How to analyze the DNA uptake data

I'm working on getting a clear plan for how we will infer uptake bias for each genome position (genome-wide uptake ratios) from our DNA uptake sequencing data.

In principle, at each position in the genome, we just divide the sequencing coverage for the recovered DNA samples (taken up by cells) by the coverage for the input DNA.

(We are using DNAs from two donor strains 'NP' and 'GG').  Below I'll just describe things for NP, but exactly the same issues apply to GG.)

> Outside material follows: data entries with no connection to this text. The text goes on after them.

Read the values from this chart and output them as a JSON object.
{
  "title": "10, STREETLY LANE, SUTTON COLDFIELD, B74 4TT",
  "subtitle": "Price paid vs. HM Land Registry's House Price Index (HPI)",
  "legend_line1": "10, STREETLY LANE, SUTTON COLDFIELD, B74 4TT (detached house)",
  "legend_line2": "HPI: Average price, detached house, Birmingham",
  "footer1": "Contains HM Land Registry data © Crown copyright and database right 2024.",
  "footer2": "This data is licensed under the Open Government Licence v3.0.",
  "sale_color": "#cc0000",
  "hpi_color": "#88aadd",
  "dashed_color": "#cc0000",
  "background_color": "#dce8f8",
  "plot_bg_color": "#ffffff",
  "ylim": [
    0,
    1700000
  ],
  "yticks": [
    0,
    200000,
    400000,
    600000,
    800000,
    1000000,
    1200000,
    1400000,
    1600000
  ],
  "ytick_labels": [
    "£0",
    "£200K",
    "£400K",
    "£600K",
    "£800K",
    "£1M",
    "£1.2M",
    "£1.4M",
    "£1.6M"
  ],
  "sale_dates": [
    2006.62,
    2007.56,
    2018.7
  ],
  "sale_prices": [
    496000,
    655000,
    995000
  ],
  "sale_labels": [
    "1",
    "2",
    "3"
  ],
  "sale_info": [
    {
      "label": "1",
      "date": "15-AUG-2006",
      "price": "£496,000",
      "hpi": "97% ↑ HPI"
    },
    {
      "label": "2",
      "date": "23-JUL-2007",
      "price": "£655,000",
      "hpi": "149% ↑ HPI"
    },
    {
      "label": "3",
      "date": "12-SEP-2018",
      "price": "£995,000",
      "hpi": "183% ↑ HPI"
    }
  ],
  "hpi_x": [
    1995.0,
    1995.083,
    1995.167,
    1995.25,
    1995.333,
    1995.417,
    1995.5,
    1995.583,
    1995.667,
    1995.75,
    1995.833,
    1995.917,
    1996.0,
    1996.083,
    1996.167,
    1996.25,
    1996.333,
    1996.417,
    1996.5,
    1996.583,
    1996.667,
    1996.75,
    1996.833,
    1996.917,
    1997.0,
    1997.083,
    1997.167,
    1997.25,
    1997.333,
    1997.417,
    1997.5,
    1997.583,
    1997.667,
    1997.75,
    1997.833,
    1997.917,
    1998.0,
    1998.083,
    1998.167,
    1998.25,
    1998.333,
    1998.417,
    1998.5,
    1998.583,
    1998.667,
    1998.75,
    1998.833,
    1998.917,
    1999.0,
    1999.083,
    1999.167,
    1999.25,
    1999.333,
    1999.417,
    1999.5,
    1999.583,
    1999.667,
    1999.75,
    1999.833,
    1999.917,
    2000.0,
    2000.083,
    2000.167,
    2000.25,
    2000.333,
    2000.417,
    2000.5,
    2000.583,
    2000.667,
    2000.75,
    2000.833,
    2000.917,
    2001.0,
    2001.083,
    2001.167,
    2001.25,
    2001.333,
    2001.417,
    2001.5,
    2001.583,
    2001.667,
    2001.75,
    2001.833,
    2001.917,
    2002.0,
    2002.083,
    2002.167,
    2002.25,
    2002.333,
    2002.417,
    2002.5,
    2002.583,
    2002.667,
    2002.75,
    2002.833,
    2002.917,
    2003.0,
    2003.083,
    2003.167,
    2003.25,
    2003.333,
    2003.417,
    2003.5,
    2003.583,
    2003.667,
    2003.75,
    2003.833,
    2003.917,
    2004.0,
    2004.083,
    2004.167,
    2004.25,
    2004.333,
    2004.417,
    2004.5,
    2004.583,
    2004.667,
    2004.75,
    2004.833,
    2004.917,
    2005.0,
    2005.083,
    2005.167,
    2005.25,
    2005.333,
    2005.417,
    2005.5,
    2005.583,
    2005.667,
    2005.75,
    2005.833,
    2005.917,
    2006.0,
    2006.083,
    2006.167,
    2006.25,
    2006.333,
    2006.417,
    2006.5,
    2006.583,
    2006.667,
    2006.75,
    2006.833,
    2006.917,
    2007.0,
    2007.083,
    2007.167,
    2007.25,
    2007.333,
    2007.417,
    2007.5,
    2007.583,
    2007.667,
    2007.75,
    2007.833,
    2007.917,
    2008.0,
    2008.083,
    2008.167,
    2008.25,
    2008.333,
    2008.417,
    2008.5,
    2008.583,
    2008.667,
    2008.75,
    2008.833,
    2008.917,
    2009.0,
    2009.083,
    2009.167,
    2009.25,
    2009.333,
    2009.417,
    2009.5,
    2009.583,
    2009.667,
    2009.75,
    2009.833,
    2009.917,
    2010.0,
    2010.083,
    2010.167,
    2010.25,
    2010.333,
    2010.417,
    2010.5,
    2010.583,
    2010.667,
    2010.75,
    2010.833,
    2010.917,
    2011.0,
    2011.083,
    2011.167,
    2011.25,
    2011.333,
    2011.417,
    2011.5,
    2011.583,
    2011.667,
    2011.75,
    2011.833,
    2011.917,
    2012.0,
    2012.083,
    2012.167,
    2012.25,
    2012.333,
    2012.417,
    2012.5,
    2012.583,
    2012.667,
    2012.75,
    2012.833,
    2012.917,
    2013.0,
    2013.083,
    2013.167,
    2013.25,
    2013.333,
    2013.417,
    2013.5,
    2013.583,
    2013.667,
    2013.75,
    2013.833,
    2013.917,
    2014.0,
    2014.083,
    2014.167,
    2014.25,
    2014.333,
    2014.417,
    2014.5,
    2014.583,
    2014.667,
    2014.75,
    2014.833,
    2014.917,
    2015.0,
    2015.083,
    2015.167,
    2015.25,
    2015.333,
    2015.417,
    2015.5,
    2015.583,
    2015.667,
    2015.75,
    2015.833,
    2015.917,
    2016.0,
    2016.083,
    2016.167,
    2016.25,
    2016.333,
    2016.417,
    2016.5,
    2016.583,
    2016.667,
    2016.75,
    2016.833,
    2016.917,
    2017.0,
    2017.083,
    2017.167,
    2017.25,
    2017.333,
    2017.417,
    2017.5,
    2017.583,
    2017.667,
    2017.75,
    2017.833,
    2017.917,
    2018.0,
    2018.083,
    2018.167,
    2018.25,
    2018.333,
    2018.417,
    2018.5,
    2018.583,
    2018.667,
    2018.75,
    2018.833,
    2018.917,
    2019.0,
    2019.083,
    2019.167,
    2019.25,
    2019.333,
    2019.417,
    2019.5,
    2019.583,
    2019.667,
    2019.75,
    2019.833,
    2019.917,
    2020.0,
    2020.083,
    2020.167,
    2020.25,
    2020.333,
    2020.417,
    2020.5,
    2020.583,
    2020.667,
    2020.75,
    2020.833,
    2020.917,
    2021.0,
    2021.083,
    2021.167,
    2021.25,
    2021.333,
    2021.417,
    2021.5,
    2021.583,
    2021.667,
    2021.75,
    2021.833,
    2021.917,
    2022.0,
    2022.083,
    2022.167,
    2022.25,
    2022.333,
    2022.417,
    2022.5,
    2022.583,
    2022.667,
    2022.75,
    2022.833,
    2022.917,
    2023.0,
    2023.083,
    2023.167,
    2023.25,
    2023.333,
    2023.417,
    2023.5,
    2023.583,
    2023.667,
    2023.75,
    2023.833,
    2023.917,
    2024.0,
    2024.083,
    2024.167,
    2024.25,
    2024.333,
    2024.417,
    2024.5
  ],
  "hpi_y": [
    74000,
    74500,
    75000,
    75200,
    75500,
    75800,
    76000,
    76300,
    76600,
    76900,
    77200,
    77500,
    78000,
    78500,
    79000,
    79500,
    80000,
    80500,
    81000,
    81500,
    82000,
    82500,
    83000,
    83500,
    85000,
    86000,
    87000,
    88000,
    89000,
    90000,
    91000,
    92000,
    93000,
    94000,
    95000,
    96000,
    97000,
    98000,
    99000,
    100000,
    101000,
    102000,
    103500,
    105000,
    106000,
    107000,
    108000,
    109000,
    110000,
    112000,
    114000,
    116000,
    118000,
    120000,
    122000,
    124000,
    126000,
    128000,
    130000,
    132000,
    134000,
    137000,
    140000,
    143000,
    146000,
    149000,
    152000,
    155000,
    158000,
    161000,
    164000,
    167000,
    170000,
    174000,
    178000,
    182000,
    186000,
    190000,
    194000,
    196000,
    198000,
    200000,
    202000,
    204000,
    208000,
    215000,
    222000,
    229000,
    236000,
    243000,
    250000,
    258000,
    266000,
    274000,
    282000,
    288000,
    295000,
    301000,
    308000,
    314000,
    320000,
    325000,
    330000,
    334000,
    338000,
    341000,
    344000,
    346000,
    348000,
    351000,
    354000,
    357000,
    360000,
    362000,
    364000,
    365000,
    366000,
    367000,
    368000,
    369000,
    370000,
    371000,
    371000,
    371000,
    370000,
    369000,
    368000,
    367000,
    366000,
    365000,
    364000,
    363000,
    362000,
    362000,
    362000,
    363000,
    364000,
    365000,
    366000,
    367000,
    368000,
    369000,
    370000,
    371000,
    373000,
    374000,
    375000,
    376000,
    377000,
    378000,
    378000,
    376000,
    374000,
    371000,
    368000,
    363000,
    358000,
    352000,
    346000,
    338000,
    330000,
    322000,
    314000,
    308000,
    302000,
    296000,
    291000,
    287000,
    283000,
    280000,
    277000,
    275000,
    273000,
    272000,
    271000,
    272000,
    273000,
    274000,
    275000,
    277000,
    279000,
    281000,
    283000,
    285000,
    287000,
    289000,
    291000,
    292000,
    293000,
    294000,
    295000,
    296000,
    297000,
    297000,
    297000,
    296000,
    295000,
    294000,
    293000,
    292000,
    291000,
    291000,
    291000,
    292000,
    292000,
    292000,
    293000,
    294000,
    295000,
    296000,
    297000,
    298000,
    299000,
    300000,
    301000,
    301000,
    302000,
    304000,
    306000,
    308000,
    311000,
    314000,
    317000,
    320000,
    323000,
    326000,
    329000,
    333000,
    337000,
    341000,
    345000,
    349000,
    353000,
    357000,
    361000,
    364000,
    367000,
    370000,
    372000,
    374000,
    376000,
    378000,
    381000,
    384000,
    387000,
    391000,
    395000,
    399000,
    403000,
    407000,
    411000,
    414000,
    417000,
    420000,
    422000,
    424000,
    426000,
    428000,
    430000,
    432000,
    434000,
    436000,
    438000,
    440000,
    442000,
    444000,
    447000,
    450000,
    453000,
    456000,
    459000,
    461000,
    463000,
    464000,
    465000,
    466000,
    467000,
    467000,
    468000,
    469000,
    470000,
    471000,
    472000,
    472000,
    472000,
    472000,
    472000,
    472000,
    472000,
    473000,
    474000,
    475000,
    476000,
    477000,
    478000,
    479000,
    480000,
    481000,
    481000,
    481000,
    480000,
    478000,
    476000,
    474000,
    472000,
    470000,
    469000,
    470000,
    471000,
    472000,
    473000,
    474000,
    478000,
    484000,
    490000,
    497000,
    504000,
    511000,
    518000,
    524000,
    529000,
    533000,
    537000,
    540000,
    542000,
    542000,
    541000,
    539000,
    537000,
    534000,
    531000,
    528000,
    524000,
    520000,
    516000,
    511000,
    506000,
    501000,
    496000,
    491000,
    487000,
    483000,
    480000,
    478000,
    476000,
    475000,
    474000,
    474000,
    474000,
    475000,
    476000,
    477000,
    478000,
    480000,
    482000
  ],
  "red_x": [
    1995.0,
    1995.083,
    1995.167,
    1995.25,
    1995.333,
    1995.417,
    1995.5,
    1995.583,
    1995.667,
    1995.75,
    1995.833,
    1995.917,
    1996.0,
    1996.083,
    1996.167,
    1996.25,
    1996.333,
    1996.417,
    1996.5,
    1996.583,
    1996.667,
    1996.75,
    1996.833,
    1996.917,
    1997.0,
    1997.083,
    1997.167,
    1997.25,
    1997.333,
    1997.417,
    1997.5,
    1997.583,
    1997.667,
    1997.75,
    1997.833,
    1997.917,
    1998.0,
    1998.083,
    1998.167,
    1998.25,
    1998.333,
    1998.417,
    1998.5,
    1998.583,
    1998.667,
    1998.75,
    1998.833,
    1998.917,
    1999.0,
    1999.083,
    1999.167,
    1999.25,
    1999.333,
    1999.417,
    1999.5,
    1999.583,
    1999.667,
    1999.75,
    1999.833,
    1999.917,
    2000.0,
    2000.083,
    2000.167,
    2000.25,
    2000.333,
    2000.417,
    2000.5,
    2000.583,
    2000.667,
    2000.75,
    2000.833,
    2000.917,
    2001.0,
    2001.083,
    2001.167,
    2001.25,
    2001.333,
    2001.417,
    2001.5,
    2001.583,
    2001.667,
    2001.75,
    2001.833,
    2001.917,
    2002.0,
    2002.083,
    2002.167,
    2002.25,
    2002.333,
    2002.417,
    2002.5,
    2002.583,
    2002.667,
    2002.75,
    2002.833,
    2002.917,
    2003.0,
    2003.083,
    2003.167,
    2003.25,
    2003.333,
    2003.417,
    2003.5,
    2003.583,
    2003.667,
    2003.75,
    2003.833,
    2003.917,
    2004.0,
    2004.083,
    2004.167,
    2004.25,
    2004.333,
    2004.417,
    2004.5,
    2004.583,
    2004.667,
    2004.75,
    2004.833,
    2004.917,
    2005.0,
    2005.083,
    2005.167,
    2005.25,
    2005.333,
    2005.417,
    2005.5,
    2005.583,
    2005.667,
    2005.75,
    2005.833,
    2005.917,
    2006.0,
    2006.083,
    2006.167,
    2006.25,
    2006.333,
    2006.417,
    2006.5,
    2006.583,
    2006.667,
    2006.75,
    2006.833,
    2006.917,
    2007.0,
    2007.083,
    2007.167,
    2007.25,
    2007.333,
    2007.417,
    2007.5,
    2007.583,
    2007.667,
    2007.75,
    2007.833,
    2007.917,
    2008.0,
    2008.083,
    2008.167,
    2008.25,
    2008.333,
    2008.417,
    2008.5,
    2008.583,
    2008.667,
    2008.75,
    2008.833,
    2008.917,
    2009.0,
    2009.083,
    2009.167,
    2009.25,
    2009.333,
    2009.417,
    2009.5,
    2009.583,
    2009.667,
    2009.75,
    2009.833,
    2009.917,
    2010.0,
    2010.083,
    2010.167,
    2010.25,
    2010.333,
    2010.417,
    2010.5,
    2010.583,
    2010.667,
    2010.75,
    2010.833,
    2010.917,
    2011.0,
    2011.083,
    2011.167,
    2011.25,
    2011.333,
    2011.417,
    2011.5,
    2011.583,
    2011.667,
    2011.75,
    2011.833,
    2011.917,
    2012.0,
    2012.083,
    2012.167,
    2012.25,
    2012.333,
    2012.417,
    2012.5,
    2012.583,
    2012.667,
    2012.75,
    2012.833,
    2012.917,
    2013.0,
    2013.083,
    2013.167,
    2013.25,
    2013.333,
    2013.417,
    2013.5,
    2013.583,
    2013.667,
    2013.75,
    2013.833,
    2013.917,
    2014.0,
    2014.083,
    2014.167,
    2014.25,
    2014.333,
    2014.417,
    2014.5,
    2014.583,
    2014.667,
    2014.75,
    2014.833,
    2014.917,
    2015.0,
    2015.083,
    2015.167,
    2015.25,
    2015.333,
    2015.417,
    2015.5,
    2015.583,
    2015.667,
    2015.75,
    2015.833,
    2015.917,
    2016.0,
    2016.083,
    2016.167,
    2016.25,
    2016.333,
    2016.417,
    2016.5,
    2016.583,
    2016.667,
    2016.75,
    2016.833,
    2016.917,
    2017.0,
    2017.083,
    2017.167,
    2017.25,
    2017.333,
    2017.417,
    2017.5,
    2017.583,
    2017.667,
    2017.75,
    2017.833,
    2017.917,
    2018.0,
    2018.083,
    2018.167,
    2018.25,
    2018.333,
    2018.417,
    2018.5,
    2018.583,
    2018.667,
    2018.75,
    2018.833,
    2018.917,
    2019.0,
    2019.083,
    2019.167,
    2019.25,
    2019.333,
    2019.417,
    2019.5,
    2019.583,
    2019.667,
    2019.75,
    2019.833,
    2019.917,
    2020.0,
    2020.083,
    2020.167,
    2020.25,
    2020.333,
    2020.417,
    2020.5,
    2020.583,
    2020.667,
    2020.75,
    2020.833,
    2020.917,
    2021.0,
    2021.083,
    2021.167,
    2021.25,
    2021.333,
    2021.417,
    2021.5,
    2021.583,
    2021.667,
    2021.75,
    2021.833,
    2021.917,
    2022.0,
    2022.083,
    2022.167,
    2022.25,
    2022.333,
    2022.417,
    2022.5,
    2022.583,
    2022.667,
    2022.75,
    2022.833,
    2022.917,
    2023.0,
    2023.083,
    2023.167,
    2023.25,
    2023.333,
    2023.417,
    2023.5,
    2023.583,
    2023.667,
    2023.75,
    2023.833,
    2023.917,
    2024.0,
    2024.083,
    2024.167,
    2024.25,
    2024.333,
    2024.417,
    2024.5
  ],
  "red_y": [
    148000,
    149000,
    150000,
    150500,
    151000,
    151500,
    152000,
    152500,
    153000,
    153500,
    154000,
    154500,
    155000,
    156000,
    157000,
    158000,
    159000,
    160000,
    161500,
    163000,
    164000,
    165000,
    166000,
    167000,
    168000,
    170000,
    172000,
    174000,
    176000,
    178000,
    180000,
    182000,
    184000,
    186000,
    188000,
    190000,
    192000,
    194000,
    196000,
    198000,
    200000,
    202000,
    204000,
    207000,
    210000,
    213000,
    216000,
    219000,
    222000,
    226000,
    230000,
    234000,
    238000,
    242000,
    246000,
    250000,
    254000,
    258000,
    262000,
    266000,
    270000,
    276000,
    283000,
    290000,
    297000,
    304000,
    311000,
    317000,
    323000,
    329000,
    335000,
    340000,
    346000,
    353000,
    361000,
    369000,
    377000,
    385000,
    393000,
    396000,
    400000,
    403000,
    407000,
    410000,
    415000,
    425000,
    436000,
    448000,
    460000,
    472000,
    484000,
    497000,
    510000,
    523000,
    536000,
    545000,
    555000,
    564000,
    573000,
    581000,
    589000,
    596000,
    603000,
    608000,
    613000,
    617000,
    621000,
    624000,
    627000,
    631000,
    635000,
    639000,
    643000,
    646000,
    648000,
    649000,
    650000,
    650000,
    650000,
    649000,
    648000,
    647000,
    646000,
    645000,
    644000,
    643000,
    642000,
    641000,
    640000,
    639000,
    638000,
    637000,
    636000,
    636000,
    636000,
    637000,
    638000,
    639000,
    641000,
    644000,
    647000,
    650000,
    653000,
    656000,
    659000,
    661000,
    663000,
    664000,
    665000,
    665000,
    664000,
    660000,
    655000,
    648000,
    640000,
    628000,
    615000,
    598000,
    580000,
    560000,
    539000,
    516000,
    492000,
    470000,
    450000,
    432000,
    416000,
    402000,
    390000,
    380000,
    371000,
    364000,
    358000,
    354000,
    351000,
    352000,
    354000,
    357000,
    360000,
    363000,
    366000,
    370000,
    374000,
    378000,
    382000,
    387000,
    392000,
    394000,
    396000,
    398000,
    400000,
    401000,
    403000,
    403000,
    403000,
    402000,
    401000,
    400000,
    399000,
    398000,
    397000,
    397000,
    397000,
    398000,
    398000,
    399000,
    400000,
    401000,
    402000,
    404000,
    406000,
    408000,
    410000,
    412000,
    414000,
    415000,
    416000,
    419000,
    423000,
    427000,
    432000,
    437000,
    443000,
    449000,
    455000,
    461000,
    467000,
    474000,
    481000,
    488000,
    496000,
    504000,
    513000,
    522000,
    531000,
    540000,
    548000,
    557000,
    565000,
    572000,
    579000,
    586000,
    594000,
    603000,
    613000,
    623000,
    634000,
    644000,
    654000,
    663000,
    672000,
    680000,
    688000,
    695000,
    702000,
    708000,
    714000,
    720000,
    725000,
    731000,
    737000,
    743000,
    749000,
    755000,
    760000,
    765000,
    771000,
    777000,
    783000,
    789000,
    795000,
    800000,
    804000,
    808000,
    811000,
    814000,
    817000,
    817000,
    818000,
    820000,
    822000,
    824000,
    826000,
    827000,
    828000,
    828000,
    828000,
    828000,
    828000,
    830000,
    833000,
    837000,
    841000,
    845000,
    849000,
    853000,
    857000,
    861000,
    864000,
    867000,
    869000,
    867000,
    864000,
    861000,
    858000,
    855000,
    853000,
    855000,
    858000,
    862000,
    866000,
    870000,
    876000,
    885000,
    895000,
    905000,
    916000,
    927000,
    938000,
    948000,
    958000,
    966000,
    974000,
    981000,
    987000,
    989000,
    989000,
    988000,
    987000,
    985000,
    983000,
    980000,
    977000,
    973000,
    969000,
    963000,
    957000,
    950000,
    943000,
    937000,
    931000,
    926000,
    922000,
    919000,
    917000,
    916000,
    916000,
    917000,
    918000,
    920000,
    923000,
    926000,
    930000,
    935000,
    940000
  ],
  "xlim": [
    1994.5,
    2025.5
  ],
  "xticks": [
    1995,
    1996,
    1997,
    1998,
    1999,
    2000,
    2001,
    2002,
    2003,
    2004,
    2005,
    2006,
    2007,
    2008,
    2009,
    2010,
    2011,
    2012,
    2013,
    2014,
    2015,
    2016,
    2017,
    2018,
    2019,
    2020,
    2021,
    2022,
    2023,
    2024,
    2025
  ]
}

Complications (some solved, some not):
  1. Reads from repeated sequences such as ribosomal RNA genes (5 copies) can't be mapped to a single position in the reference genome.  Solution: the mapping software randomly assigns ambiguous reads to one of the possible sources, and flags the read with a quality score = 0.
  2. We have 3 replicates for each uptake treatment, but only one for each input DNA prep.  Solution: take the mean coverage over the 3 uptake samples
  3. Different samples have different total numbers of reads.  Solution:  Normalize each coverage to coverage per million reads.  Do this before calculating the means.
  4. The recovered donor DNA (strain NP) in the input samples is contaminated with a small fraction (5-17%) of DNA from the recipient (strain Rd).  Solution: identify the Rd-derived reads by aligning the sample reads to a concatenated Rd-NP double-genome.  Ignore the reads that align to Rd.
  5. This dual-alignment creates a new problem:  Any NP reads that don't include at least one SNP position distinguishing NP from Rd now align ambiguously.  Half of these NP reads will be mistakenly mapped to the Rd genome and ignored, and they all will have quality scores = 0.  A quick check suggests that this mis-mapping affects a substantial fraction of the genome.
  6. Because we need to divide the uptake coverages by the input coverage, we have been doing the dual-alignment on the input DNA reads even though we know that they have no Rd contamination.
Currently we have simply discarded all reads with Q=0 before dividing mean NP-specific uptake coverage by NP-specific input coverage to calculate the uptake ratios. Unfortunately discarding Q=0 reads means that our input data has many segments with very low or zero NP-specific coverage (everywhere that that Rd-NP sequence identity is high), which makes our uptake ratio calculations unreliable.  We suspect that the actual coverage of the input DNA is much more even.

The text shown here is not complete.